By Mikel Vivanko, Official Delegate of the Korean Friendship Association (KFA)
North Korean poster that says: "We must stop the violations in the 21st century!"
Recently, Human Rights Watch (HRW) has published a slanderous report against the Democratic People's Republic of Korea. It says that the violations against women in the DPRK are apparently constant, and that these violations are mainly committed by "government officials".
HRW is a supposed non-governmental organization based in New York that turns out to be a full-fledged government organization. And it is that in its directive there are direct members of the government of the United States, mainly assigned to the Democratic Party, defenders of Obama and Clinton. That is, in HRW there are government officials. Well, in the United States there is a stable rate of violations of more than 30% per 100,000 inhabitants, according to police reports. I am simply following the way to deduce that this organization has.
In the directive of HRW there are also CIA "analysts": that is to say, there are CIA agents. And finally, apart from executives, billionaires and pro-Zionist elements, it has in its board of directors high-level commanders and former NATO commanders, who surely know a lot about human rights, how to violate them, I mean. HRW is also funded by George Soros, anti-Communist billionaire and ideologue of capitalism who advocates, among other things, a "market fundamentalism" in finance (we will not go into detail about this individual). HRW is often quite hostile to the socialist countries, but, to take one example, it is very gentle against the Zionist regime and its attempt at genocide against the Palestinian people. And above all, it is very supportive of the empire of capital. And is to accuse of various crimes to the sphere of government of socialist countries is a common and constant practice by imperialist organizations defending their capitals (and those of others).
HRW has no representation or presence in the DPRK, with which it knows absolutely nothing of its daily life, of its political-social reality, of its people, of Korean women. The report has been written based on alleged declarations of North Korean defectors, by the way two of them convicted of rape, one of them to a minor, something that HRW does not denounce.
HRW also does not claim that in South Korea it is estimated that one million women are engaged in prostitution only to cover the demand for sex from the US occupation troops entrenched there. Indeed, violations are committed in Korea: the Yankees have been committing them for decades of occupation, before, during and after the Korean War, to the present. Some of these violations have ended with the murder of the victim, and in some cases we are talking about underage girls. We recall that South Korean local laws do not apply to Yankee marines, so these crimes usually involve a simple change of destination of the soldiers or officers involved. There is some exceptions, as in the case of the brutal murder of Yun Geum I, although the convicted soldier spent less than 14 years in prison. It is not new to mention that, there in the world where there is a US military base, the crime figures alarmingly rise: murders, rapes, drug trafficking, contraband, robberies, alcoholism, fights, aggressions, hazing, etc. The cases are innumerable.
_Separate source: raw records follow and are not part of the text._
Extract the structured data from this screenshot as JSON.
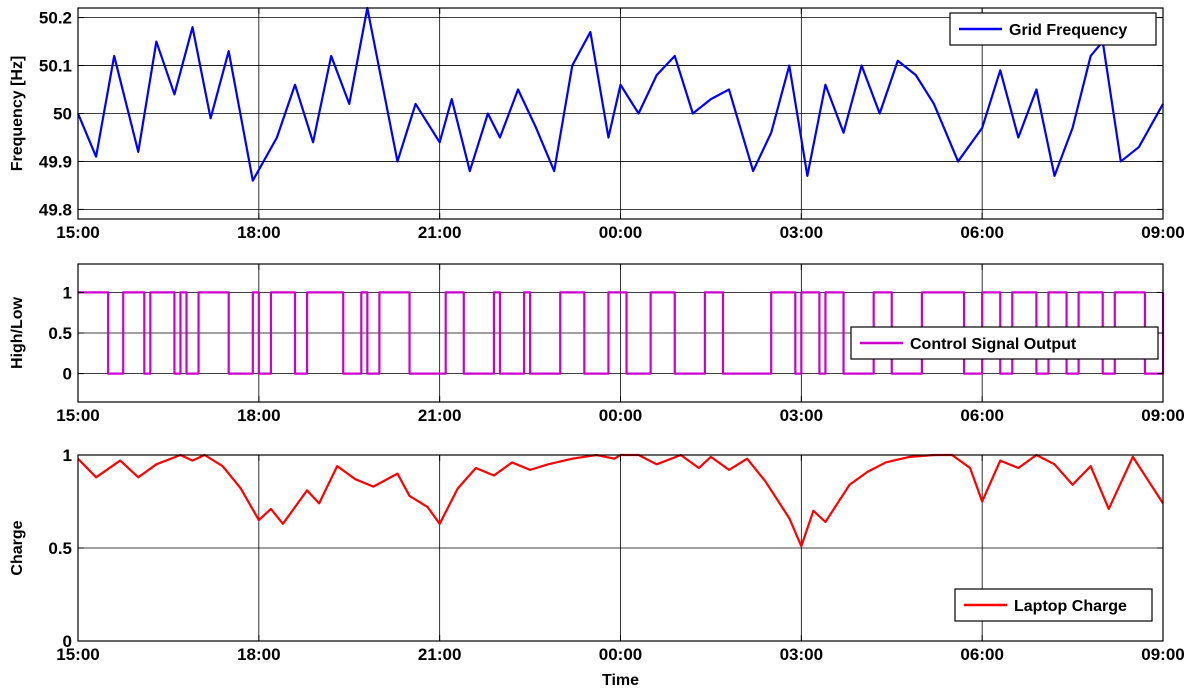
{
  "chart_data": [
    {
      "type": "line",
      "id": "frequency",
      "ylabel": "Frequency [Hz]",
      "xlabel": "",
      "xlim": [
        0,
        18
      ],
      "ylim": [
        49.78,
        50.22
      ],
      "xticks": [
        0,
        3,
        6,
        9,
        12,
        15,
        18
      ],
      "xtick_labels": [
        "15:00",
        "18:00",
        "21:00",
        "00:00",
        "03:00",
        "06:00",
        "09:00"
      ],
      "yticks": [
        49.8,
        49.9,
        50,
        50.1,
        50.2
      ],
      "ytick_labels": [
        "49.8",
        "49.9",
        "50",
        "50.1",
        "50.2"
      ],
      "grid": true,
      "legend_position": "top-right",
      "series": [
        {
          "name": "Grid Frequency",
          "color": "#0000ff",
          "step": false,
          "x": [
            0,
            0.3,
            0.6,
            1.0,
            1.3,
            1.6,
            1.9,
            2.2,
            2.5,
            2.9,
            3.3,
            3.6,
            3.9,
            4.2,
            4.5,
            4.8,
            5.3,
            5.6,
            6.0,
            6.2,
            6.5,
            6.8,
            7.0,
            7.3,
            7.6,
            7.9,
            8.2,
            8.5,
            8.8,
            9.0,
            9.3,
            9.6,
            9.9,
            10.2,
            10.5,
            10.8,
            11.2,
            11.5,
            11.8,
            12.1,
            12.4,
            12.7,
            13.0,
            13.3,
            13.6,
            13.9,
            14.2,
            14.6,
            15.0,
            15.3,
            15.6,
            15.9,
            16.2,
            16.5,
            16.8,
            17.0,
            17.3,
            17.6,
            18.0
          ],
          "y": [
            50.0,
            49.91,
            50.12,
            49.92,
            50.15,
            50.04,
            50.18,
            49.99,
            50.13,
            49.86,
            49.95,
            50.06,
            49.94,
            50.12,
            50.02,
            50.22,
            49.9,
            50.02,
            49.94,
            50.03,
            49.88,
            50.0,
            49.95,
            50.05,
            49.97,
            49.88,
            50.1,
            50.17,
            49.95,
            50.06,
            50.0,
            50.08,
            50.12,
            50.0,
            50.03,
            50.05,
            49.88,
            49.96,
            50.1,
            49.87,
            50.06,
            49.96,
            50.1,
            50.0,
            50.11,
            50.08,
            50.02,
            49.9,
            49.97,
            50.09,
            49.95,
            50.05,
            49.87,
            49.97,
            50.12,
            50.15,
            49.9,
            49.93,
            50.02
          ]
        }
      ]
    },
    {
      "type": "line",
      "id": "control",
      "ylabel": "High/Low",
      "xlabel": "",
      "xlim": [
        0,
        18
      ],
      "ylim": [
        -0.35,
        1.35
      ],
      "xticks": [
        0,
        3,
        6,
        9,
        12,
        15,
        18
      ],
      "xtick_labels": [
        "15:00",
        "18:00",
        "21:00",
        "00:00",
        "03:00",
        "06:00",
        "09:00"
      ],
      "yticks": [
        0,
        0.5,
        1
      ],
      "ytick_labels": [
        "0",
        "0.5",
        "1"
      ],
      "grid": true,
      "legend_position": "center-right",
      "series": [
        {
          "name": "Control Signal Output",
          "color": "#cc00cc",
          "step": true,
          "x": [
            0,
            0.5,
            0.75,
            1.1,
            1.2,
            1.6,
            1.7,
            1.8,
            2.0,
            2.5,
            2.9,
            3.0,
            3.2,
            3.6,
            3.8,
            4.4,
            4.7,
            4.8,
            5.0,
            5.5,
            6.1,
            6.4,
            6.9,
            7.0,
            7.4,
            7.5,
            8.0,
            8.4,
            8.8,
            9.1,
            9.5,
            9.9,
            10.4,
            10.7,
            11.5,
            11.9,
            12.0,
            12.3,
            12.4,
            12.7,
            13.2,
            13.5,
            14.0,
            14.7,
            15.0,
            15.3,
            15.5,
            15.9,
            16.1,
            16.4,
            16.6,
            17.0,
            17.2,
            17.7,
            18.0
          ],
          "y": [
            1,
            0,
            1,
            0,
            1,
            0,
            1,
            0,
            1,
            0,
            1,
            0,
            1,
            0,
            1,
            0,
            1,
            0,
            1,
            0,
            1,
            0,
            1,
            0,
            1,
            0,
            1,
            0,
            1,
            0,
            1,
            0,
            1,
            0,
            1,
            0,
            1,
            0,
            1,
            0,
            1,
            0,
            1,
            0,
            1,
            0,
            1,
            0,
            1,
            0,
            1,
            0,
            1,
            0,
            1
          ]
        }
      ]
    },
    {
      "type": "line",
      "id": "charge",
      "ylabel": "Charge",
      "xlabel": "Time",
      "xlim": [
        0,
        18
      ],
      "ylim": [
        0,
        1
      ],
      "xticks": [
        0,
        3,
        6,
        9,
        12,
        15,
        18
      ],
      "xtick_labels": [
        "15:00",
        "18:00",
        "21:00",
        "00:00",
        "03:00",
        "06:00",
        "09:00"
      ],
      "yticks": [
        0,
        0.5,
        1
      ],
      "ytick_labels": [
        "0",
        "0.5",
        "1"
      ],
      "grid": true,
      "legend_position": "bottom-right",
      "series": [
        {
          "name": "Laptop Charge",
          "color": "#ff0000",
          "step": false,
          "x": [
            0,
            0.3,
            0.7,
            1.0,
            1.3,
            1.7,
            1.9,
            2.1,
            2.4,
            2.7,
            3.0,
            3.2,
            3.4,
            3.8,
            4.0,
            4.3,
            4.6,
            4.9,
            5.3,
            5.5,
            5.8,
            6.0,
            6.3,
            6.6,
            6.9,
            7.2,
            7.5,
            7.8,
            8.2,
            8.6,
            8.9,
            9.0,
            9.3,
            9.6,
            10.0,
            10.3,
            10.5,
            10.8,
            11.1,
            11.4,
            11.8,
            12.0,
            12.2,
            12.4,
            12.8,
            13.1,
            13.4,
            13.8,
            14.2,
            14.5,
            14.8,
            15.0,
            15.3,
            15.6,
            15.9,
            16.2,
            16.5,
            16.8,
            17.1,
            17.5,
            18.0
          ],
          "y": [
            0.98,
            0.88,
            0.97,
            0.88,
            0.95,
            1.0,
            0.97,
            1.0,
            0.94,
            0.82,
            0.65,
            0.71,
            0.63,
            0.81,
            0.74,
            0.94,
            0.87,
            0.83,
            0.9,
            0.78,
            0.72,
            0.63,
            0.82,
            0.93,
            0.89,
            0.96,
            0.92,
            0.95,
            0.98,
            1.0,
            0.98,
            1.0,
            1.0,
            0.95,
            1.0,
            0.93,
            0.99,
            0.92,
            0.98,
            0.86,
            0.66,
            0.51,
            0.7,
            0.64,
            0.84,
            0.91,
            0.96,
            0.99,
            1.0,
            1.0,
            0.93,
            0.75,
            0.97,
            0.93,
            1.0,
            0.95,
            0.84,
            0.94,
            0.71,
            0.99,
            0.74
          ]
        }
      ]
    }
  ]
}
In this regard, and in the wake of the Korean War (1950-1953), it is important to read and study the text "We Accuse: Report of the Committee of the Women International Democratic Federation in Korea", 1951, where the story of the atrocities committed by the occupation forces during the Korean War are simply indescribable:
This report states that "the people of Korea are being subjected by the American occupiers to a ruthless and methodical campaign of extermination that is in contradiction not only with the principles of humanity, but also with the rules of warfare as laid down, for instance, in the Hague and Geneva Conventions."
With regard to the DPRK, the first law on gender equality in Korea dates from July 30, 1946. This law guaranteed in its day (and continues to guarantee) the political equality and rights between women and men. By this law, women could participate in the election at all levels, and acquired the right to vote and to be elected. It also ensures that women have the same rights as men in the same job, and equal rights to education. It regulated the age of marriage, free marriage, divorce, the right to claim to the State the expense of raising a child, and the same rights as men to inherit property and land. It also ensured the prohibition of polygamy and all those traditional feudal customs that violated human rights, such as the slave trade, unlicensed (and even authorized) prostitution, and the so-called "professional artist system".
These laws are maintained in the northern part of the Korean Peninsula, but not in the south, where, for example, prostitution is widespread (there is even a "red light district" in Seoul). And about prostitution, sexual slavery and humiliation towards women committed there by the US Army, in collaboration with the South Korean troops under the command of the dictator Syngman Rhee (the first president of South Korea), and of other nations covered in their day by the UN, even Wikipedia has a specific article about it.
Again, it should be noted that the kind of defamation that HRW issues on the DPRK always "casually" arrives at key positive moments of the situation in Korea: maximum detente, dialogue towards peace and reunification, direct communication and connection, economic relations, North-South diplomatic and military meetings at the highest level, etc. It may seem strange, but for us it is already sadly usual, that supposedly human rights organizations are dedicated to try to boycott any effort to unlock, stabilize and improve the situation of nations and peoples, even more so when we know that it is something that affects us, the entire planet.